Not too many people know – or care, for that matter – that the month of January gets its name from the Roman God Janus. Since Janus was the god of endings and beginnings, he had two faces, one looking back into the past and one looking forward into the future. I’m not enough of a student of Roman mythology to know how Janus used his exceptional vision, but I do know that millions of modern men and women use the beginning of the new year as an excuse to make resolutions, based on a decidedly imperfect view of both the past and the future.
Don’t do it! Resolutions are evil things whose sole purpose is to generate guilt among those who fail to keep them and anxiety among those who do. For example, back when I was a four-pack-a-day smoker, I didn’t have to worry about my health, because I knew that even if I was eaten by a lion not named Cecil, smoking would still be my official cause of death. Then for reasons I’m still not sure of, 17 years ago I successfully resolved to quit.
But was my life now perfect? No way. I soon learned that now there were thousands of demons lying in wait to cause my demise. I admit that I was terrified. Then I figured out that, when faced with innumerable potential threats, there’s no point in worrying about–or making resolutions regarding–any of them.
And most important of all, making a resolution isn’t much fun no matter how it plays out. My theory is that the first few days of the new year ought to be fun. After all, there’s a good chance most of the rest of the year won’t be. That’s why I spend the dawning of each new year daydreaming about fun things I’ve done in the past or would like to do in the future.
Some of my daydreams are at least semi-practical. For example, I’d like to return to my native Kansas for some late season pheasant hunting. If anything’s going to come of that dream, I’m going to have to get off my duff. The season closes at the end of January and putting an out of state hunt together takes time.
My two Wyoming antelope hunts left me with plenty of material for daydreams. A witch’s brew of other commitments, sound reasons and lazy excuses has so far kept hunt number three on the back burner, but it will happen. Meanwhile my Wyoming daydreams are so vivid I can smell the sage brush.
After 16 consecutive years, Amber’s and my week in Ontario slipped from reality to daydream status several years ago. Nevertheless, that single week still generates more hours of daydreaming than all of my other outdoor activities combined.

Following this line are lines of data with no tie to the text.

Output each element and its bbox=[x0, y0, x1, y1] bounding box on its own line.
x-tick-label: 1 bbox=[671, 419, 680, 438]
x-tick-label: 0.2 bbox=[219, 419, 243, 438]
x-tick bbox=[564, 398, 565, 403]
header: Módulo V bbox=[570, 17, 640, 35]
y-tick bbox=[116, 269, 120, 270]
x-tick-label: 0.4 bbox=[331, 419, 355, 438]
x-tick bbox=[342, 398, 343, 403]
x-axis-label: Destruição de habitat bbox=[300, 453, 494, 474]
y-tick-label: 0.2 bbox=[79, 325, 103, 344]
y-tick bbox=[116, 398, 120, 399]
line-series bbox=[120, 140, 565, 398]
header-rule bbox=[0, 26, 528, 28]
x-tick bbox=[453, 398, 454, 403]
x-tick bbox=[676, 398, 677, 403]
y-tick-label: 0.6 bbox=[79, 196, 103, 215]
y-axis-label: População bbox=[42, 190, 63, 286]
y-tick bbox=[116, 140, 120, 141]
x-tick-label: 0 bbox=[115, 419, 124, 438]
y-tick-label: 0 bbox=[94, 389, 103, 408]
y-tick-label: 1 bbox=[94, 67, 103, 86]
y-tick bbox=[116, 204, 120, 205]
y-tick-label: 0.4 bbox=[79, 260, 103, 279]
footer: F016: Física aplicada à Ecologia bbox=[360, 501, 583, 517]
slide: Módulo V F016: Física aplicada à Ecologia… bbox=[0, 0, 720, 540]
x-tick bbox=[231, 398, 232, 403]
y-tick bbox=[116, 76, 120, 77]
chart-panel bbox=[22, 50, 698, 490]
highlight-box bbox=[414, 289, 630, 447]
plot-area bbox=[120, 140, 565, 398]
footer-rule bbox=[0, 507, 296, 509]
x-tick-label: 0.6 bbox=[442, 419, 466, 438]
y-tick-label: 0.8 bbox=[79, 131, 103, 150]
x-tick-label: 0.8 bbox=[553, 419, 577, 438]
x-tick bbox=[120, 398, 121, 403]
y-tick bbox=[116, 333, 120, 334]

For one heart-pounding week back in 1988, I maneuvered myself within a cat’s whisker of a South African blackpowder plains game safari. Pragmatism tells me that chance will never come again, but in my daydreams, hope’s lamp still burns bright.
Lest anyone misunderstand, good daydreaming subjects don’t have to involve travel beyond state or international borders. Local deer hunting fanatics like myself prefer to use fancy terms like “visualization,” because the hours of mental practice time we put in imagining ourselves facing various hunting scenarios truly are an important part of preparing for a successful hunt. Or we could be completely honest and admit we’ve been daydreaming.
Outdoor daydreams aren’t bound by time. I’m as likely to be daydreaming about an experience I had 60 years ago as I am about one that happened last week. The one thing they have in common is that, unlike night dreams they’re always pleasurable.
But perhaps I should place a caveat on that. My daydreaming is always pleasurable to me but not necessarily to certain other people, namely Amber. She claims I get a 1,000-yard
stare when I start to daydream at the dinner table. Based on that flimsy evidence, she thinks I’m “off somewhere” instead of paying attention to her.
She might have a point. On the other hand, if I had actually been off somewhere fishing or hunting instead of daydreaming about it, I wouldn’t have been sitting at the table at all. Sometimes you just have to take what you can get.